Sal understood at last. “Did you steal a centrifuge?”
“Man, I humped three of them suckers downstairs.”
“And my family is at the lab?”
“That’s the plan. I left them there maybe three, four hours ago. I quit. I didn’t want to kidnap people and drain their blood. That’s some sick-ass shit. I don’t want to kill no one, either, so I dropped Muller and the little scientist off when I coulda slotted them both.”
“Yes, very noble of you to leave my daughter and grandson behind while you grabbed the million dollars and drove away.”
“I was headed back, but I needed a day to line up my peeps. I wanted the money to pay for the rescue: It’s yours. I don’t want it no more.”
“It was always mine,” Sal said.
“If you lied to us, I’ll shoot you in the balls,” Jaime said. “And then a second time through both lungs and let you drown in your own blood.”

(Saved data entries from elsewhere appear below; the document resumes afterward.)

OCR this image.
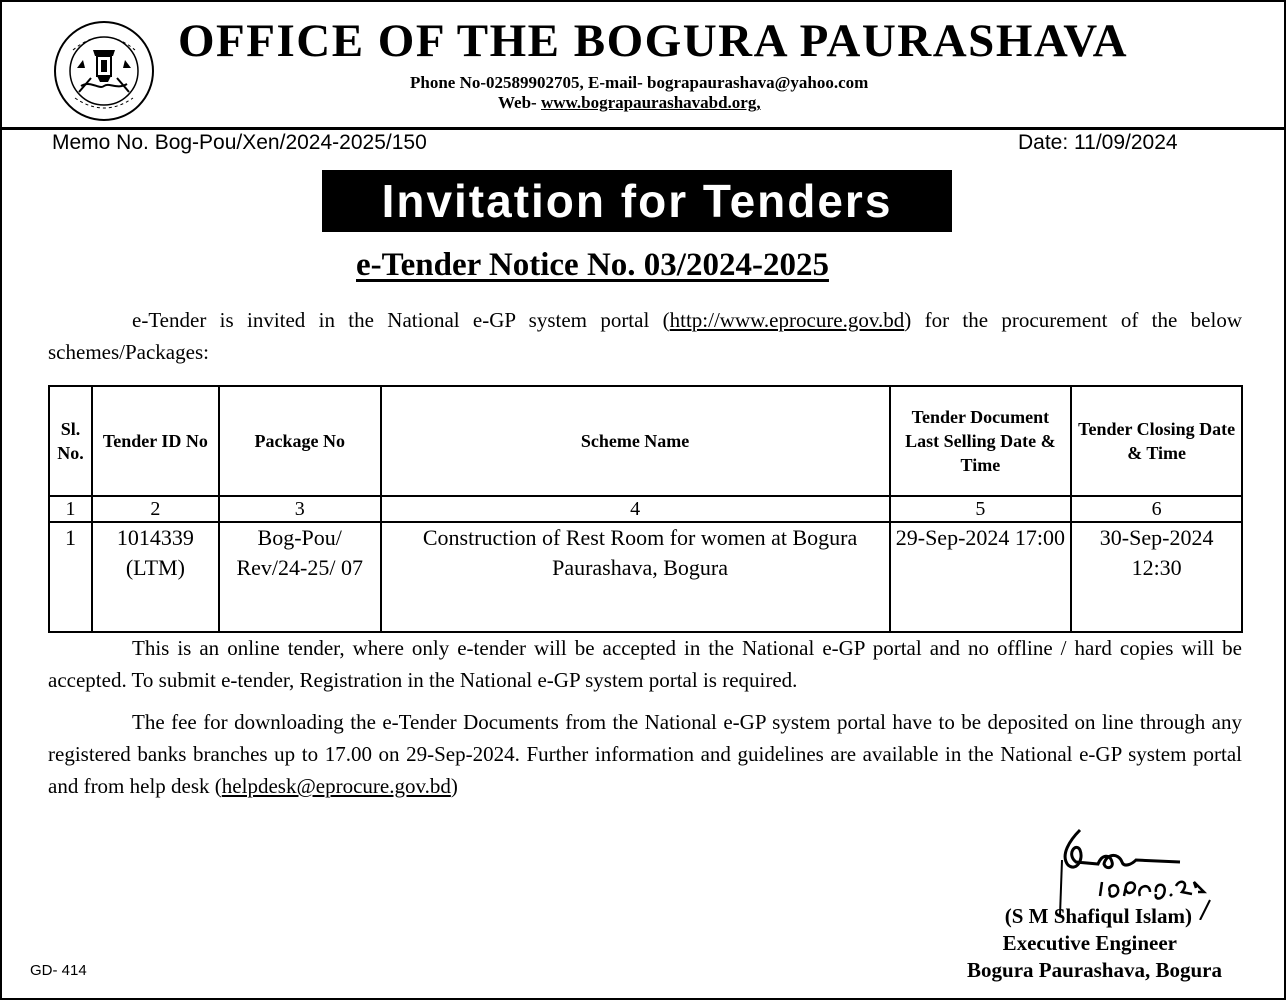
OFFICE OF THE BOGURA PAURASHAVA
Phone No-02589902705, E-mail- bograpaurashava@yahoo.com
Web- www.bograpaurashavabd.org,
Memo No. Bog-Pou/Xen/2024-2025/150	Date: 11/09/2024
Invitation for Tenders
e-Tender Notice No. 03/2024-2025
e-Tender is invited in the National e-GP system portal (http://www.eprocure.gov.bd) for the procurement of the below schemes/Packages:
Sl. No.	Tender ID No	Package No	Scheme Name	Tender Document Last Selling Date & Time	Tender Closing Date & Time
1	2	3	4	5	6
1	1014339 (LTM)	Bog-Pou/ Rev/24-25/ 07	Construction of Rest Room for women at Bogura Paurashava, Bogura	29-Sep-2024 17:00	30-Sep-2024 12:30
This is an online tender, where only e-tender will be accepted in the National e-GP portal and no offline / hard copies will be accepted. To submit e-tender, Registration in the National e-GP system portal is required.
The fee for downloading the e-Tender Documents from the National e-GP system portal have to be deposited on line through any registered banks branches up to 17.00 on 29-Sep-2024. Further information and guidelines are available in the National e-GP system portal and from help desk (helpdesk@eprocure.gov.bd)
(S M Shafiqul Islam)
Executive Engineer
Bogura Paurashava, Bogura
GD- 414
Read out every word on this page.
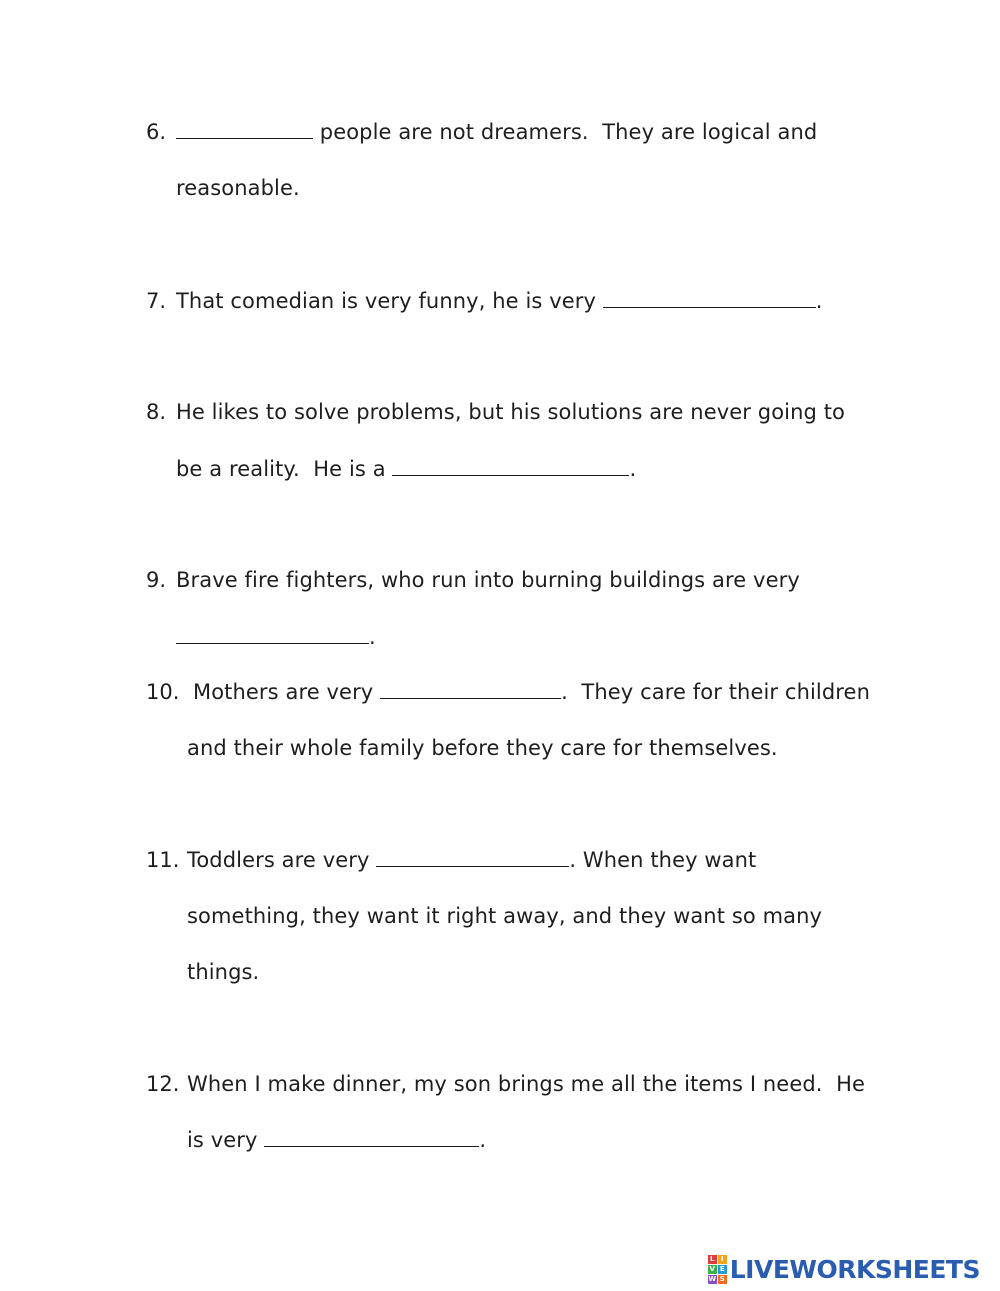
6.	people are not dreamers.  They are logical and
reasonable.
7. That comedian is very funny, he is very	.
8. He likes to solve problems, but his solutions are never going to
be a reality.  He is a	.
9. Brave fire fighters, who run into burning buildings are very
.
10. Mothers are very	.  They care for their children
and their whole family before they care for themselves.
11. Toddlers are very	. When they want
something, they want it right away, and they want so many
things.
12. When I make dinner, my son brings me all the items I need.  He
is very	.
L I
V E
W S LIVEWORKSHEETS
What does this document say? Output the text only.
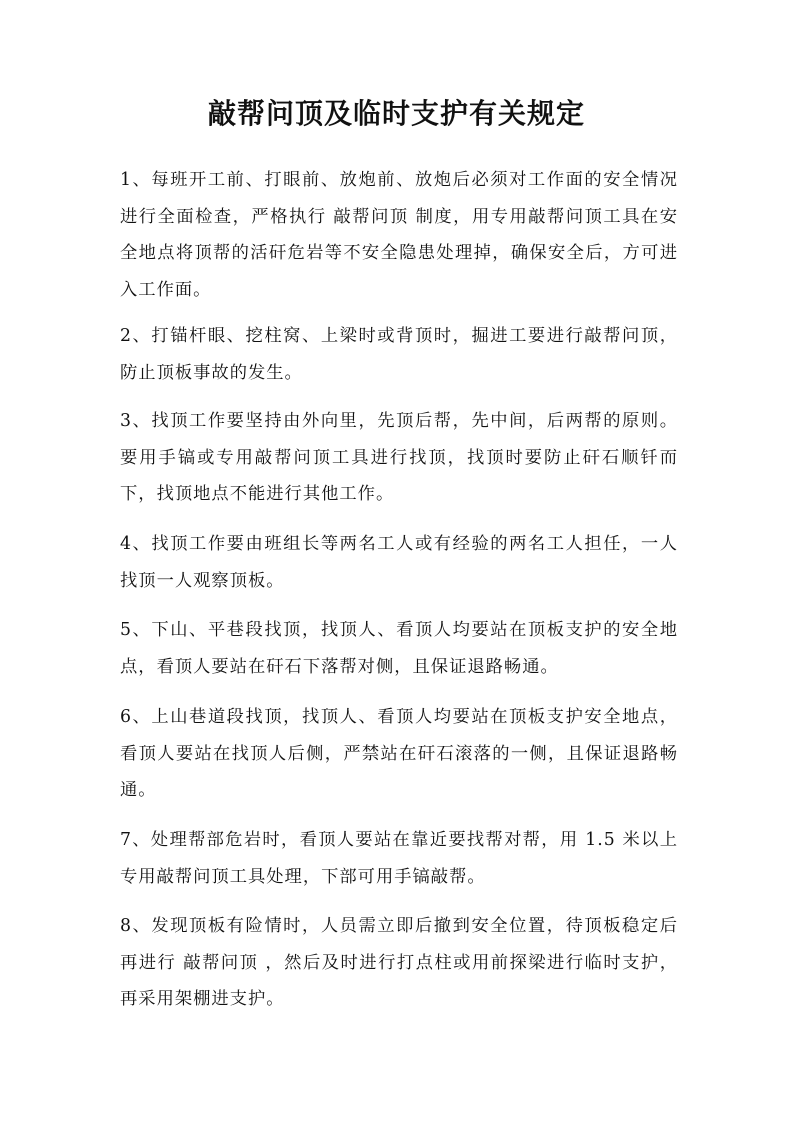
敲帮问顶及临时支护有关规定
1、每班开工前、打眼前、放炮前、放炮后必须对工作面的安全情况进行全面检查，严格执行 敲帮问顶 制度，用专用敲帮问顶工具在安全地点将顶帮的活矸危岩等不安全隐患处理掉，确保安全后，方可进入工作面。
2、打锚杆眼、挖柱窝、上梁时或背顶时，掘进工要进行敲帮问顶，防止顶板事故的发生。
3、找顶工作要坚持由外向里，先顶后帮，先中间，后两帮的原则。要用手镐或专用敲帮问顶工具进行找顶，找顶时要防止矸石顺钎而下，找顶地点不能进行其他工作。
4、找顶工作要由班组长等两名工人或有经验的两名工人担任，一人找顶一人观察顶板。
5、下山、平巷段找顶，找顶人、看顶人均要站在顶板支护的安全地点，看顶人要站在矸石下落帮对侧，且保证退路畅通。
6、上山巷道段找顶，找顶人、看顶人均要站在顶板支护安全地点，看顶人要站在找顶人后侧，严禁站在矸石滚落的一侧，且保证退路畅通。
7、处理帮部危岩时，看顶人要站在靠近要找帮对帮，用 1.5 米以上专用敲帮问顶工具处理，下部可用手镐敲帮。
8、发现顶板有险情时，人员需立即后撤到安全位置，待顶板稳定后再进行 敲帮问顶 ，然后及时进行打点柱或用前探梁进行临时支护，再采用架棚进支护。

“I swear on my dead mother’s soul! Let me help. I just want to make it right with Jesus. If I help set those two free, it’s a start.”
Twenty minutes later, they were a block from the warehouse. Melvin had provided the layout, with the garage door and adjacent fire door the only ways in.
Jaime emptied the Walther and handed it to Melvin. “You first, buddy.”
“You want me on point but with an unloaded weapon? That’s crazy.”
“Your shoulder’s Swiss cheese and you’re righthanded,” Travis said. “Even a Puking Pigeon should know when he’s combat ineffectual.”
“How’d you know I’m a Screaming Eagle?”
“Th
e tat on your right arm for one, and your Black Ice personnel file,” Travis said. “We know all about Sergeant Melvin Robinson and your two Bronze Stars and Purple Heart.”
“Fuck outta here with that nonsense. So, you know I’m a patriot and you want me to carry an empty piece in my left hand and be first through?”
“Hey, you’re the hero,” Travis said. “I got my Purple Hearts peeling potatoes. Once you’re in, I’ll follow you—”
“Give the younger crowd a chance, old-timer,” Jaime interrupted.
Travis shrugged. “Fine. Jaime, you clear the warehouse proper. They may be installing the lab equipment so expect targets. Maung and I will follow and head for the back room. That’s where we’ll find our hostages. It’s an all-kill mission: Put everyone down. Sal will bring up the rear, raise the garage door and back in my pickup. He’ll also stand sentry. We have surprise and violence of action on our side, plus superior skills. We will prevail.”
“Amen, brother,” Jaime said.
“The Good Lord willing,” Melvin said.
Sal’s stomach had a watermelon-sized knot, and he was almost frozen by anxiety. He gave a thumbs-up.
chapter twenty-five
HIDE AND SEEK
Monday, July 13: Oakland, Livermore and Gallinas, California, day
Smiley and Bomber found McClatchy High School as Muller had left it, gate and doors unlocked and the place deserted. Muller’s burner received an all-clear text, and the occupants abandoned the clubhouse. Muller placed his farewell gift to Melvin in the cardboard crib, careful not to jar the bundle. Katerina, Burns and he gathered their meager possessions and escorted the two hostages to Horne’s stolen Sequoia.
On the short drive, Muller passed by where he’d left the rent-a-cop’s unlocked car with the keys inside. In the fresh light of a new day, he saw that it was gone, along with the guard’s cellphone hidden in the spare tire well. Though the police could track the phone’s past locations and come to the school in theory, it wasn’t likely under present circumstances. He’d ask the Mad Bomber to attach enhanced doorbells to all of the school’s entrances. Basic operational security dictated that they stash their vehicles blocks away, stay indoors by day, and use lights only in blacked-out rooms.